The aesthetics of the fledgling DTP era have long been disdained. Today, there is a growing fascination for the days when computers were beige and boxy and software came on floppy disks. Print ads, logos, and startup screens used oldstyle serifs like Garamond and Goudy. The default application font was Times: ever since it came installed on the first laser printers by IBM and Xerox and then on Apple’s LaserWriter, TNR has been a fixture in digital typography. It was one of the core fonts that shipped with Microsoft Windows in 1990, and for many years one of just two feasible options for specifying serifed text on the web.

Items is a contemporary typeface that ties in with the pervasive serifs of the early digital period. Reconciling familiarity with beauty, it seeks to overcome the limitations of Times & co. Its design is more consistent, with a contrast axis and top serifs that exhibit the same angle across all weights. Drawn with a focus on carefully modulated blacks and shapely whites, Items achieves an even typographic color. The letter fit is tight, letting it shine in display sizes. It’s infused with slick details – like the spurred G as found in types cut in Antwerp in the 1500s, or the joins that taper to a point – that make for a crisp look in titles and headlines. The robust build featuring a large x-height ensures a pleasant performance in text sizes, too, granted that the spacing is opened up.
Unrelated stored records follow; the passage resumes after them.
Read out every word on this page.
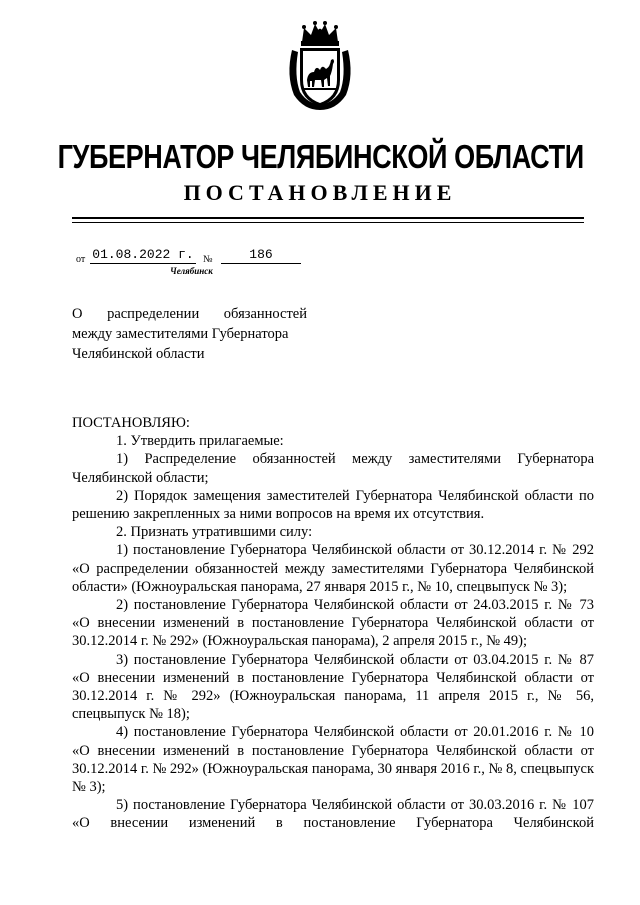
ГУБЕРНАТОР ЧЕЛЯБИНСКОЙ ОБЛАСТИ
ПОСТАНОВЛЕНИЕ
от 01.08.2022 г. №	186
Челябинск
О распределении обязанностей
между заместителями Губернатора
Челябинской области

ПОСТАНОВЛЯЮ:

1. Утвердить прилагаемые:

1) Распределение обязанностей между заместителями Губернатора Челябинской области;

2) Порядок замещения заместителей Губернатора Челябинской области по решению закрепленных за ними вопросов на время их отсутствия.

2. Признать утратившими силу:

1) постановление Губернатора Челябинской области от 30.12.2014 г. № 292 «О распределении обязанностей между заместителями Губернатора Челябинской области» (Южноуральская панорама, 27 января 2015 г., № 10, спецвыпуск № 3);

2) постановление Губернатора Челябинской области от 24.03.2015 г. № 73 «О внесении изменений в постановление Губернатора Челябинской области от 30.12.2014 г. № 292» (Южноуральская панорама), 2 апреля 2015 г., № 49);

3) постановление Губернатора Челябинской области от 03.04.2015 г. № 87 «О внесении изменений в постановление Губернатора Челябинской области от 30.12.2014 г. № 292» (Южноуральская панорама, 11 апреля 2015 г., № 56, спецвыпуск № 18);

4) постановление Губернатора Челябинской области от 20.01.2016 г. № 10 «О внесении изменений в постановление Губернатора Челябинской области от 30.12.2014 г. № 292» (Южноуральская панорама, 30 января 2016 г., № 8, спецвыпуск № 3);

5) постановление Губернатора Челябинской области от 30.03.2016 г. № 107 «О внесении изменений в постановление Губернатора Челябинской
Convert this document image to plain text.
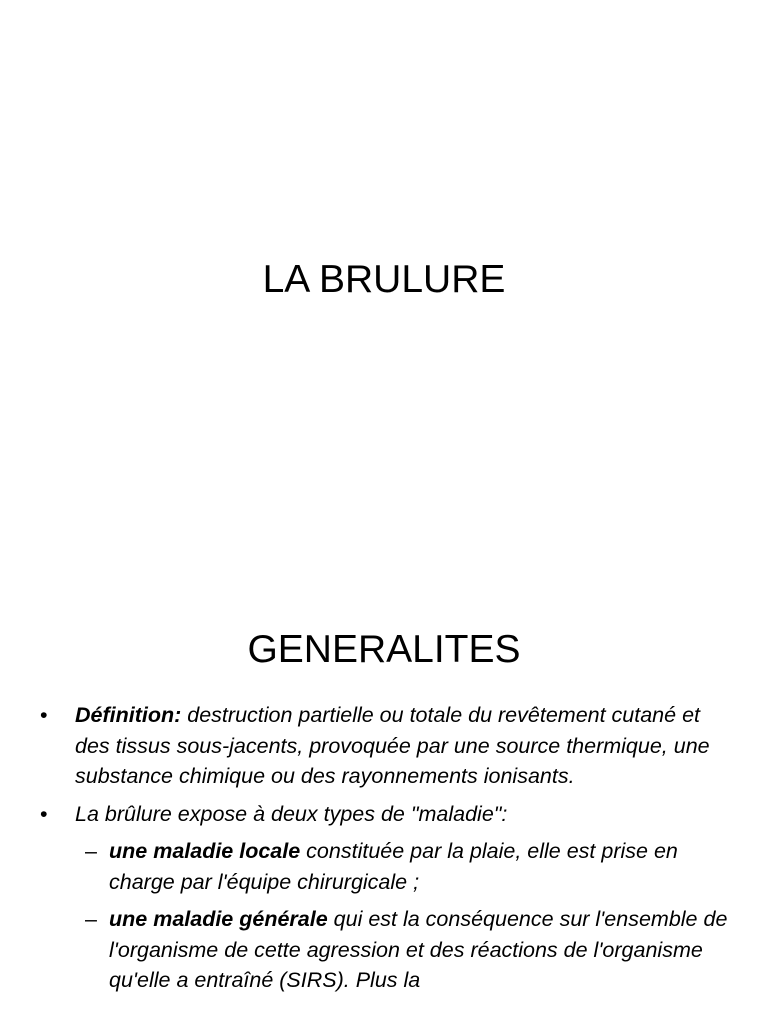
LA BRULURE
GENERALITES
•	Définition: destruction partielle ou totale du revêtement cutané et des tissus sous-jacents, provoquée par une source thermique, une substance chimique ou des rayonnements ionisants.
•	La brûlure expose à deux types de "maladie":
– une maladie locale constituée par la plaie, elle est prise en charge par l'équipe chirurgicale ;
– une maladie générale qui est la conséquence sur l'ensemble de l'organisme de cette agression et des réactions de l'organisme qu'elle a entraîné (SIRS). Plus la
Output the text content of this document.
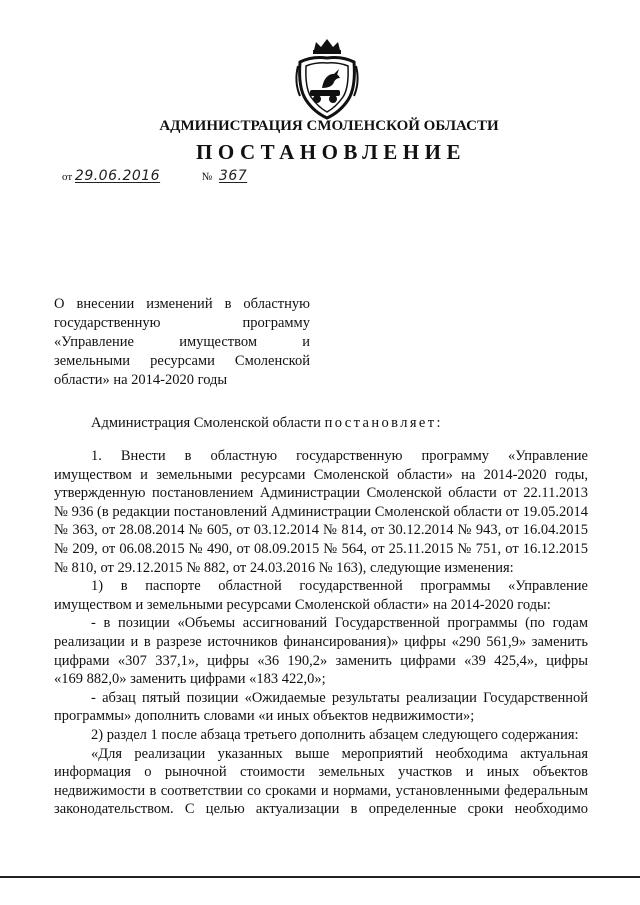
АДМИНИСТРАЦИЯ СМОЛЕНСКОЙ ОБЛАСТИ
ПОСТАНОВЛЕНИЕ
от 29.06.2016	№ 367
О внесении изменений в областную
государственную программу
«Управление имуществом и
земельными ресурсами Смоленской
области» на 2014-2020 годы
Администрация Смоленской области постановляет:
1. Внести в областную государственную программу «Управление
имуществом и земельными ресурсами Смоленской области» на 2014-2020 годы,
утвержденную постановлением Администрации Смоленской области от 22.11.2013
№ 936 (в редакции постановлений Администрации Смоленской области от 19.05.2014
№ 363, от 28.08.2014 № 605, от 03.12.2014 № 814, от 30.12.2014 № 943, от 16.04.2015
№ 209, от 06.08.2015 № 490, от 08.09.2015 № 564, от 25.11.2015 № 751, от 16.12.2015
№ 810, от 29.12.2015 № 882, от 24.03.2016 № 163), следующие изменения:
1) в паспорте областной государственной программы «Управление
имуществом и земельными ресурсами Смоленской области» на 2014-2020 годы:
- в позиции «Объемы ассигнований Государственной программы (по годам
реализации и в разрезе источников финансирования)» цифры «290 561,9» заменить
цифрами «307 337,1», цифры «36 190,2» заменить цифрами «39 425,4», цифры
«169 882,0» заменить цифрами «183 422,0»;
- абзац пятый позиции «Ожидаемые результаты реализации Государственной
программы» дополнить словами «и иных объектов недвижимости»;
2) раздел 1 после абзаца третьего дополнить абзацем следующего содержания:
«Для реализации указанных выше мероприятий необходима актуальная
информация о рыночной стоимости земельных участков и иных объектов
недвижимости в соответствии со сроками и нормами, установленными федеральным
законодательством. С целью актуализации в определенные сроки необходимо
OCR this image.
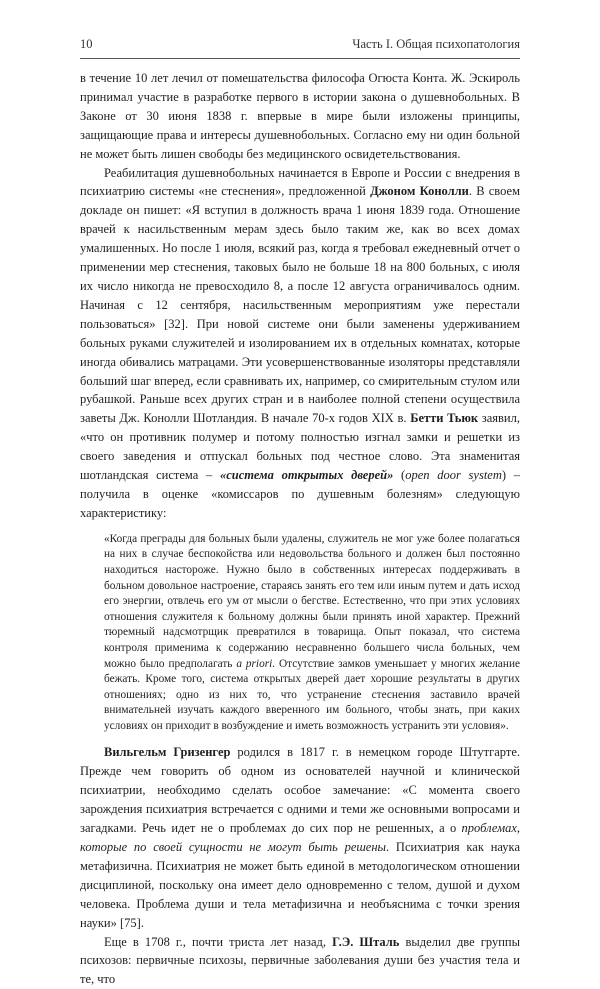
10	Часть I. Общая психопатология

в течение 10 лет лечил от помешательства философа Огюста Конта. Ж. Эскироль принимал участие в разработке первого в истории закона о душевнобольных. В Законе от 30 июня 1838 г. впервые в мире были изложены принципы, защищающие права и интересы душевнобольных. Согласно ему ни один больной не может быть лишен свободы без медицинского освидетельствования.

Реабилитация душевнобольных начинается в Европе и России с внедрения в психиатрию системы «не стеснения», предложенной Джоном Конолли. В своем докладе он пишет: «Я вступил в должность врача 1 июня 1839 года. Отношение врачей к насильственным мерам здесь было таким же, как во всех домах умалишенных. Но после 1 июля, всякий раз, когда я требовал ежедневный отчет о применении мер стеснения, таковых было не больше 18 на 800 больных, с июля их число никогда не превосходило 8, а после 12 августа ограничивалось одним. Начиная с 12 сентября, насильственным мероприятиям уже перестали пользоваться» [32]. При новой системе они были заменены удерживанием больных руками служителей и изолированием их в отдельных комнатах, которые иногда обивались матрацами. Эти усовершенствованные изоляторы представляли больший шаг вперед, если сравнивать их, например, со смирительным стулом или рубашкой. Раньше всех других стран и в наиболее полной степени осуществила заветы Дж. Конолли Шотландия. В начале 70-х годов XIX в. Бетти Тьюк заявил, «что он противник полумер и потому полностью изгнал замки и решетки из своего заведения и отпускал больных под честное слово. Эта знаменитая шотландская система – «система открытых дверей» (open door system) – получила в оценке «комиссаров по душевным болезням» следующую характеристику:

«Когда преграды для больных были удалены, служитель не мог уже более полагаться на них в случае беспокойства или недовольства больного и должен был постоянно находиться настороже. Нужно было в собственных интересах поддерживать в больном довольное настроение, стараясь занять его тем или иным путем и дать исход его энергии, отвлечь его ум от мысли о бегстве. Естественно, что при этих условиях отношения служителя к больному должны были принять иной характер. Прежний тюремный надсмотрщик превратился в товарища. Опыт показал, что система контроля применима к содержанию несравненно большего числа больных, чем можно было предполагать a priori. Отсутствие замков уменьшает у многих желание бежать. Кроме того, система открытых дверей дает хорошие результаты в других отношениях; одно из них то, что устранение стеснения заставило врачей внимательней изучать каждого вверенного им больного, чтобы знать, при каких условиях он приходит в возбуждение и иметь возможность устранить эти условия».

Вильгельм Гризенгер родился в 1817 г. в немецком городе Штутгарте. Прежде чем говорить об одном из основателей научной и клинической психиатрии, необходимо сделать особое замечание: «С момента своего зарождения психиатрия встречается с одними и теми же основными вопросами и загадками. Речь идет не о проблемах до сих пор не решенных, а о проблемах, которые по своей сущности не могут быть решены. Психиатрия как наука метафизична. Психиатрия не может быть единой в методологическом отношении дисциплиной, поскольку она имеет дело одновременно с телом, душой и духом человека. Проблема души и тела метафизична и необъяснима с точки зрения науки» [75].

Еще в 1708 г., почти триста лет назад, Г.Э. Шталь выделил две группы психозов: первичные психозы, первичные заболевания души без участия тела и те, что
Items offers three widths in six weights, all with matching italics. For those who need finer control, it is available as a variable font. Thanks to this wide palette, Items reaches far beyond the possibilities of the four basic styles of system fonts. Each facet conjures distinct associations. The Condensed Black, for example, has qualities similar to the punchy Times variant seen on paperback designs by Fleckhaus. The other end of the weight spectrum echoes the days when the Macintosh boasted a narrow Garamond. Items Wide opens up a whole new dimension, exploring what a transitional serif would look like if freed from space constraints. On top of that, each subfamily has a Monospace style that is awkward and alluring at once. Characterized by fixed proportions and rather spindly strokes, this extension references the Latin glyphs included in fonts made for Chinese and Japanese scripts.

Dig deeper into the character set for the extras. In addition to functional ligatures, there are scores of capital pairs as found in ancient epigraphs, with two letters sharing a stem. Scroll past alternates and various types of numerals to discover a set of pixel arrows, punctuation marks, and icons: these cute jaggy miniatures play up the 1980s nostalgia, and can be read as a homage to the work of Susan Kare.